Hat tip to Damian Fleming for a link to this fine post at Nieman Journalism Lab. The New York Times website includes a feature that allows people to look up words they don’t know while reading Times content.* Turns out the Times can and does track those clicks and generates lists of words readers most often have to look up. Cool! I immediately thought of the advice I’ve given my Latin students whenever they’ve asked about how to direct their vocabulary-building efforts: keep a list of the words you have to look up over and over, and memorize what’s on that list. The theory: Anything you catch yourself looking up over and over is likely to be a fairly high-frequency word and a mnemonic glitch, like that transition from phrase to phrase in music or choreography or verse or a script that you’re trying to learn by heart where you always stop and stare around blankly. It is, in other words, a high-payoff item on which to expend mnemonic energy.
The traditional method for tracking those frequently-looked-up words is to tick the margin next to a word in the dictionary each time you look it up. If you look up a word and find it already has two or three ticks, that word goes on your must-learn list. But imagine having students read from electronic texts, with Times-like lookup links to Lewis & Short or similar tools. A tool like that used on the NYT site would let students generate personalized must-learn vocabulary lists, and teachers could produce unit vocabulary quizzes keyed to what a particular class really needs to work on.

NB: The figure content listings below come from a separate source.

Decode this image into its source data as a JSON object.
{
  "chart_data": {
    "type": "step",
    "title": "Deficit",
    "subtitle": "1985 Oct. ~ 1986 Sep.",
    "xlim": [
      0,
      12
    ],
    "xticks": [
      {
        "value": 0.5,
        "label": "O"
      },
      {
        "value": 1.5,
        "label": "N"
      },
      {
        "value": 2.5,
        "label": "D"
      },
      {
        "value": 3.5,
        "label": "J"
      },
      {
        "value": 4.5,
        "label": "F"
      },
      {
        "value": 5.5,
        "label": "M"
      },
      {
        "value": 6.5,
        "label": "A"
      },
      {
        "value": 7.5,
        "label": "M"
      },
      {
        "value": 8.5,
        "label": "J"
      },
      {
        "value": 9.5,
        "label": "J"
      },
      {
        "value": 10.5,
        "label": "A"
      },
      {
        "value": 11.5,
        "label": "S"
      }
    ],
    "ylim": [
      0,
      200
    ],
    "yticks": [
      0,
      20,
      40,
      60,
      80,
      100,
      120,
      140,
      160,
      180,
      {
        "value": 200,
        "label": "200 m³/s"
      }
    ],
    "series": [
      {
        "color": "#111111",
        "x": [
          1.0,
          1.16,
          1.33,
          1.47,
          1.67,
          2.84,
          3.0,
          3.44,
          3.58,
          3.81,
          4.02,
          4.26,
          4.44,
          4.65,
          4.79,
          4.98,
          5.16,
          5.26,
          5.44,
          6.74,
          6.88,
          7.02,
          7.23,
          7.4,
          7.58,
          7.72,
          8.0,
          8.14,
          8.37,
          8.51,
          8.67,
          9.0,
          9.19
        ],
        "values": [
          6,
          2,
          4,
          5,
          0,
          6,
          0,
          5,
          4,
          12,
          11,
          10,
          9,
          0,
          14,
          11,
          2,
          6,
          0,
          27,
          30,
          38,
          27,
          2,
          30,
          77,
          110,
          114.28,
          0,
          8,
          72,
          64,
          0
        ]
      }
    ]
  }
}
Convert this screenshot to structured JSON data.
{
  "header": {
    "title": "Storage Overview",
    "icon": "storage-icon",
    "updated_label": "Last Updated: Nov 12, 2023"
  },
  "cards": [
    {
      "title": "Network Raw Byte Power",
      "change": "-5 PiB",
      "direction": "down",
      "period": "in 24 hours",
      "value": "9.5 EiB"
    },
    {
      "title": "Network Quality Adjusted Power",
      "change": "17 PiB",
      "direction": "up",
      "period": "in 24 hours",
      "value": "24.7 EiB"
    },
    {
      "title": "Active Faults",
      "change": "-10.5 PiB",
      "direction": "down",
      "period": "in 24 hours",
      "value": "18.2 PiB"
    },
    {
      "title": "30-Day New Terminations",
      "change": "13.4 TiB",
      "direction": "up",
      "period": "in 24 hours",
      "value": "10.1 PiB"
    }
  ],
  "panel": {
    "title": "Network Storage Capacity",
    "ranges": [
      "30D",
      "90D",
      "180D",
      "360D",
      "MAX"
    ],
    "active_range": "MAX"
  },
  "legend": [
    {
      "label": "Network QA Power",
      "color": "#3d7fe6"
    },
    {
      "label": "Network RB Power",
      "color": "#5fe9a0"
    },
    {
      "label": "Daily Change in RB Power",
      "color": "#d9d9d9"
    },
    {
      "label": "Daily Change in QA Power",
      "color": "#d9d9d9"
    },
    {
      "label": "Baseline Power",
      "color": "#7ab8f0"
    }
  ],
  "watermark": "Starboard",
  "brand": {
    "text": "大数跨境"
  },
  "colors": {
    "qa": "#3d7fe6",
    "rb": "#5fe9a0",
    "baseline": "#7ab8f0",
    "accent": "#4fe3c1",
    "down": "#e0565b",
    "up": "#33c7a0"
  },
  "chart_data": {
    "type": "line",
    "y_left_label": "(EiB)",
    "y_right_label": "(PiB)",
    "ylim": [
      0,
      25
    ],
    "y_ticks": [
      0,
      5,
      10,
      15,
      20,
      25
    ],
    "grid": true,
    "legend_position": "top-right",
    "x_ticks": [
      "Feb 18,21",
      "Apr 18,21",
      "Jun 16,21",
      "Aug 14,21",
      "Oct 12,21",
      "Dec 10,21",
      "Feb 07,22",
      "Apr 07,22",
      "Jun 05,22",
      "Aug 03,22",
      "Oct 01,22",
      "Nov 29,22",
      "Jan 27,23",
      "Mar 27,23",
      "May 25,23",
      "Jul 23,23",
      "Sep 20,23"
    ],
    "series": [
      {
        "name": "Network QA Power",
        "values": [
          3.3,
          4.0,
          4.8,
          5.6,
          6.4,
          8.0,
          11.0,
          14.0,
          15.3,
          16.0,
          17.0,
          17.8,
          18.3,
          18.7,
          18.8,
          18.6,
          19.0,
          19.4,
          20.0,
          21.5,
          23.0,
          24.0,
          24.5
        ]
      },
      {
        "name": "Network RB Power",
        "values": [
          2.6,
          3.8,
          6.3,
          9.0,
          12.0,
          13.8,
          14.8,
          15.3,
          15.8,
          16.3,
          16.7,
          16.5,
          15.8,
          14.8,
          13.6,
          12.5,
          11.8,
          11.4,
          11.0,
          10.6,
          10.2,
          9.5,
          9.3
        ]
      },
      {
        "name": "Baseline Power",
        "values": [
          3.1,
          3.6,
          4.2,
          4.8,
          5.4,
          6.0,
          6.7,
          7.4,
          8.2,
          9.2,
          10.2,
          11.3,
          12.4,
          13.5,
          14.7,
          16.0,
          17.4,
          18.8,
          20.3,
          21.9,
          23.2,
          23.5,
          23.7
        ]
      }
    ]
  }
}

A more sophisticated extension of the technology would allow analysis of where in a sentence students are most likely to resort to the dictionary. In other words, a teacher would be able to see whether students are reaching (virtually) for the dictionary at a point where syntax fails them – in which case, the intervention that’s needed is not so much better control over vocabulary that students probably already know better than they think they do, but increased confidence in handling sentence-level syntax even in the absence of 100% control of vocabulary.
*I confess I was unaware of this feature of the NYT site, despite the fact that I read the Times online every day. I suspect I had seen those little floating question marks but had not clicked on them, on the assumption that hyperlinks on the Times website are a) useless, b) inserted by a computer or intern, either or both of which c) misunderstand the syntax and purpose of hyperlinks. Learned mistrust, in other words.